Maurice est revenu du pays de meilleure humeur qu’avant, et Odette était heureuse d’apprendre qu’il avait renoncé à l’idée d’immigrer en Israël puisque « Israël est à une génération de la France » (292). Mais les difficultés économiques en France n’ont pas été résolues et les dettes de Maurice ont gonflé, jusqu’à ce que, sur les conseils de son ami, il décide de fuir en Israël. Pas facilement, mais par manque de choix, Odette s’est adaptée à l’idée nouvelle-ancienne : « Après moins d’une décennie, elle est de nouveau immigrée » (298). Et ici, « De tous les lieux qui leur sont offerts par l’Agence juive, le seul nom qu’un vendeur a appelé – Nazareth, est la ville du Messie chrétien. Peut-être y a-t-il là-bas une vieille communauté européenne, qui aura un soutien et une source de réconfort dans la nature sauvage du désert environnant ? »

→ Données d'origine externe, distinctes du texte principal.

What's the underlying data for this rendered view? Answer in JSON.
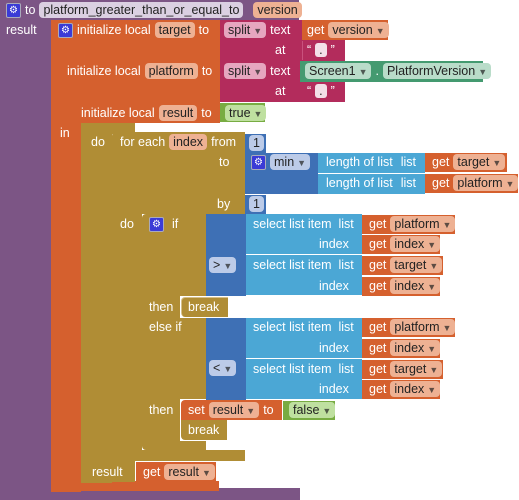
{
  "procedure": {
    "keyword": "to",
    "name": "platform_greater_than_or_equal_to",
    "param": "version",
    "result_label": "result",
    "color": "#7c5585"
  },
  "init": [
    {
      "label": "initialize local",
      "var": "target",
      "to": "to"
    },
    {
      "label": "initialize local",
      "var": "platform",
      "to": "to"
    },
    {
      "label": "initialize local",
      "var": "result",
      "to": "to"
    }
  ],
  "split": {
    "op": "split",
    "text": "text",
    "at": "at",
    "sep": "."
  },
  "get_label": "get",
  "vars": {
    "version": "version",
    "target": "target",
    "platform": "platform",
    "index": "index",
    "result": "result"
  },
  "component": {
    "name": "Screen1",
    "dot": ".",
    "property": "PlatformVersion"
  },
  "logic": {
    "true": "true",
    "false": "false"
  },
  "do_block": {
    "in": "in",
    "do": "do",
    "result": "result"
  },
  "foreach": {
    "label": "for each",
    "var": "index",
    "from": "from",
    "to": "to",
    "by": "by",
    "do": "do",
    "from_val": "1",
    "by_val": "1"
  },
  "min": {
    "op": "min",
    "length_label": "length of list",
    "list": "list"
  },
  "ifblock": {
    "if": "if",
    "then": "then",
    "else_if": "else if",
    "op1": ">",
    "op2": "<"
  },
  "select": {
    "label": "select list item",
    "list": "list",
    "index": "index"
  },
  "break_label": "break",
  "set": {
    "label": "set",
    "var": "result",
    "to": "to"
  },
  "colors": {
    "procedure": "#7c5585",
    "variables": "#d5602e",
    "text": "#b32c5c",
    "logic": "#78ac42",
    "control": "#b08d35",
    "math": "#3e70b5",
    "lists": "#4ba7d5",
    "component": "#449a70"
  }
}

L’aînée Kathy, qui a terminé ses études d’intégration et ses études primaires et secondaires à Upper Nazareth, déménage dans la rue Geula à Tel Aviv, non loin du front de mer, mais elle a l’impression que la fenêtre de sa maison ne donne sur « nulle part ». Elle est bien absorbée par la société « nordique », féministe et permissive de Tel-Aviv, termine des études universitaires en art et est employée comme conservatrice au musée. A Tel-Aviv, elle rencontre également « Yorash », un bon ami d’un ami du Haut-Nazareth, « qui a hérité d’un patronyme correct et bien connu et de relations utiles, qui lui donneront à terme un poste permanent et convoité au Département de l’Histoire générale à l’Université hébraïque de Jérusalem. » (306). Elle épouse un ashkénaze, lors d’un mariage où la plupart des personnes présentes étaient de sa famille, dont les nombreux proches venus spécialement à cet effet de Paris, Nice et Marseille.

Le talent littéraire de Mesika se révèle dans la description des personnes qui travaillent et dans les relations entre elles et leur environnement sur trois générations – la génération des grands-parents à Bizerte, la génération des fils en France et la génération des petits-enfants de Nazareth Illit et Tel-Aviv. Ce talent a déjà été prouvé dans son précédent roman passionnant, « Terre Noire » (2008), basé sur ses connaissances professionnelles de docteur en archéologie, et traitant des expériences de trois héros lors de la Grande Révolte contre les Romains en Palestine en 67. J.-C., dans la ville de Yodfat en Basse Galilée et dans deux villes d’Italie. Et Pompéi, juste avant l’éruption du volcan qui l’a complètement détruite.

Le roman est une voix solitaire dans la littérature hébraïque moderne pour l’existence et les expériences d’un secteur important dans le peuple juif – les communautés juives du nord de la Tunisie avec la culture française, qui dans les années 1860-1960 ont contribué au peuple d’Israël à une énorme richesse culturelle sous la forme d’une littérature belle et différente, mais dans une moindre mesure ces dernières années, non seulement dans la littérature israélienne moderne mais aussi dans les recherches sur l’histoire d’Israël. Le seul roman de Mesika, qui à certains égards peut être inclus dans le genre des mémoires, vise à présenter au lecteur israélien la saga du secteur français de la communauté juive tunisienne – sur le lieu de naissance de Bizerte, en tant que société d’immigrés dans les villes françaises, comme nouveaux immigrants à Nazareth Illit et en tant que résidents de longue date de Tel-Aviv.

Yosef Yuval Tovi est professeur émérite de l’Université de Haïfa et de l’Académie Al-Qasmi à Baqa al-Gharbiya. Chercheur en poésie hébraïque médiévale et communautés juives dans les pays islamiques.